Not a shadow, not even a mere flicker of light and darkness, crossed those windows of the Hag’s Head, where any persons inside might give me an indication that I was being watched, and yet, the instant I thought of this sinister possibility, I became convinced that there was someone there peering down at me. Surely, I thought, if it were Sir Nicholas who was watching me unseen in this fashion I should not be so frightened. Was it possible that someone else, or some
thing
else, was up on those top floors, waiting for me to blunder into the web?

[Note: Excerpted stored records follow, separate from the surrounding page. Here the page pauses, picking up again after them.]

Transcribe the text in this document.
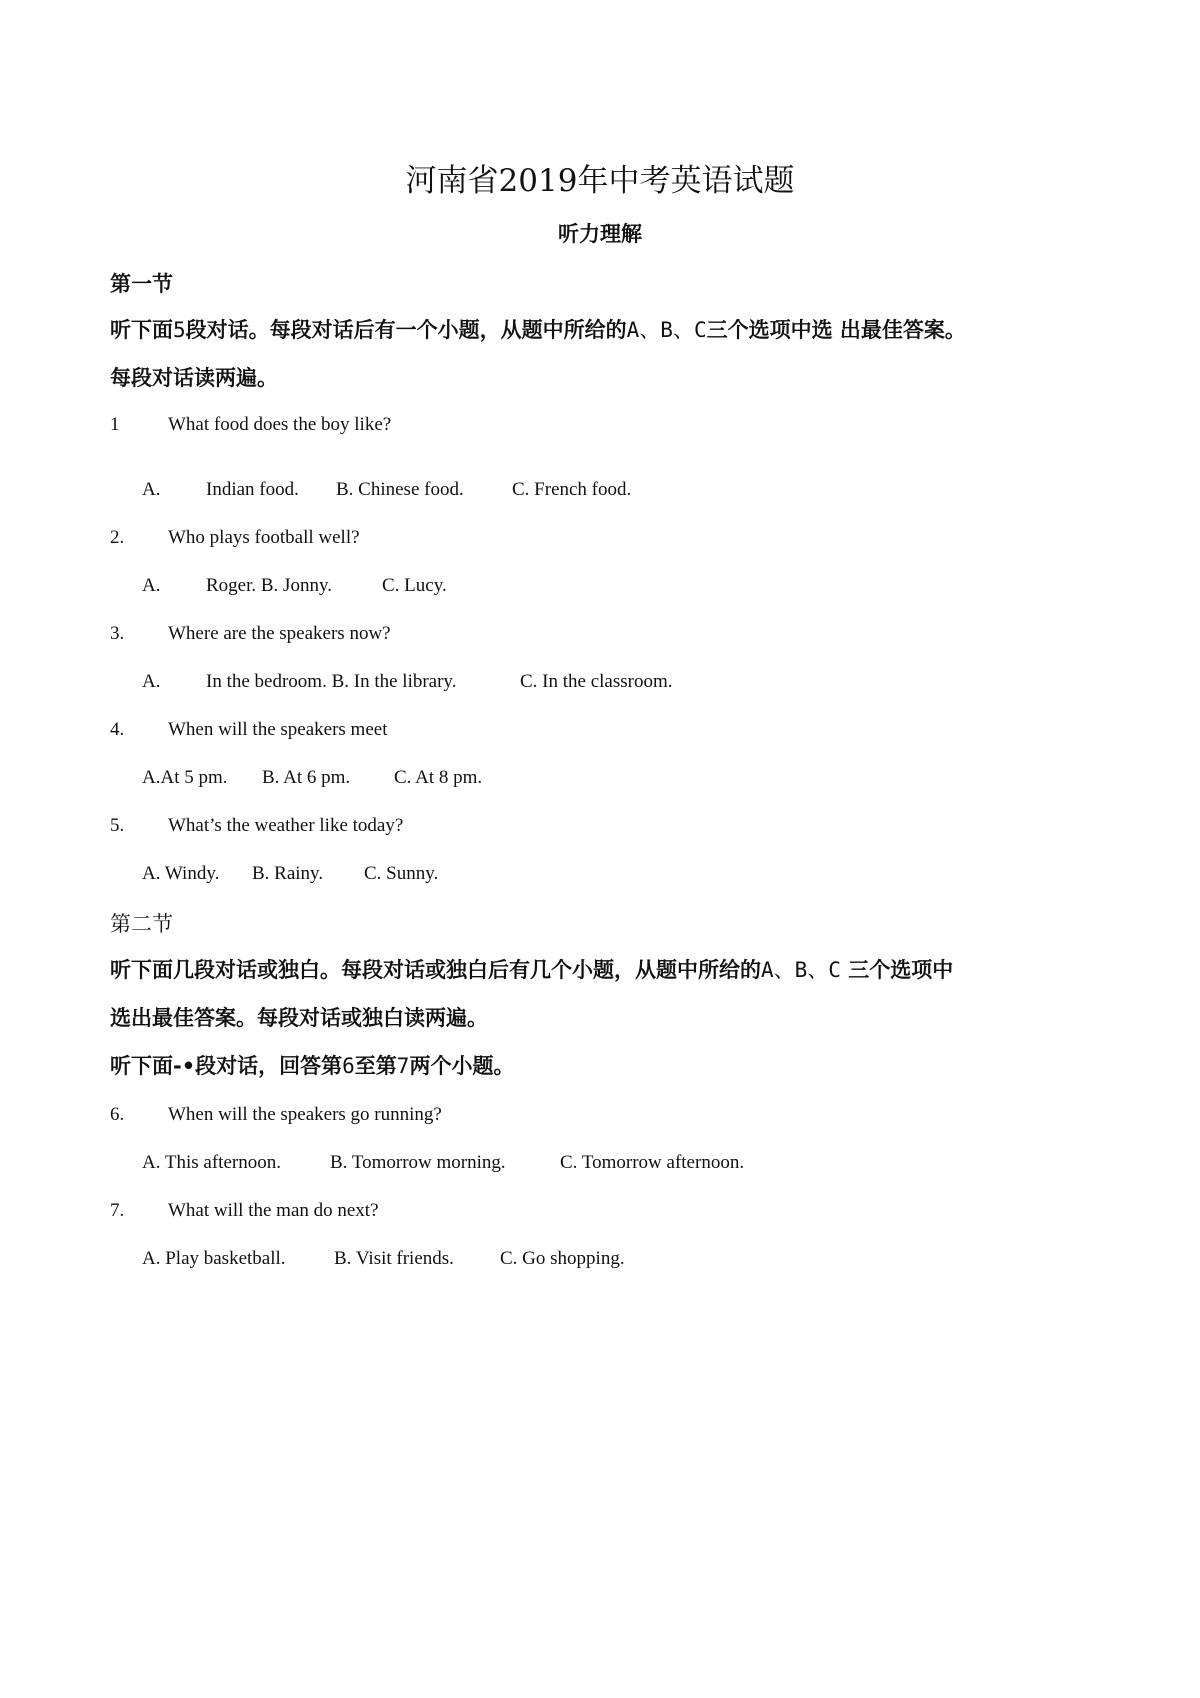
河南省2019年中考英语试题
听力理解
第一节
听下面5段对话。每段对话后有一个小题，从题中所给的A、B、C三个选项中选 出最佳答案。
每段对话读两遍。
1	What food does the boy like?
A. Indian food. B. Chinese food.	C. French food.
2. Who plays football well?
A. Roger. B. Jonny.	C. Lucy.
3. Where are the speakers now?
A. In the bedroom. B. In the library.	C. In the classroom.
4. When will the speakers meet
A.At 5 pm. B. At 6 pm. C. At 8 pm.
5. What’s the weather like today?
A. Windy. B. Rainy. C. Sunny.
第二节
听下面几段对话或独白。每段对话或独白后有几个小题，从题中所给的A、B、C 三个选项中
选出最佳答案。每段对话或独白读两遍。
听下面-•段对话，回答第6至第7两个小题。
6. When will the speakers go running?
A. This afternoon.	B. Tomorrow morning.	C. Tomorrow afternoon.
7. What will the man do next?
A. Play basketball.	B. Visit friends. C. Go shopping.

I took a deep breath, calmed myself, and slipped across the intervening space between the out-buildings and the scullery of the kitchen. I was not an instant too soon. I had scarcely reached the door, which stood ajar, before I heard someone approaching the door. Then Sir Nicholas appeared. There was nowhere to hide except behind the door, and I only prayed that he would not slam it shut, exposing me in my hiding-place. I was shocked at his face, of which I had caught a glimpse as he stepped out onto the path. His normal healthy pallor was accentuated by the darkness of his eyes. He looked exactly as he had when I first met him in this house—strange, forbidding and quite capable of terrifying me if he ever turned that look upon me.

He must have quarreled with Mrs. Sedley after all, and if so, why did we hear nothing from her?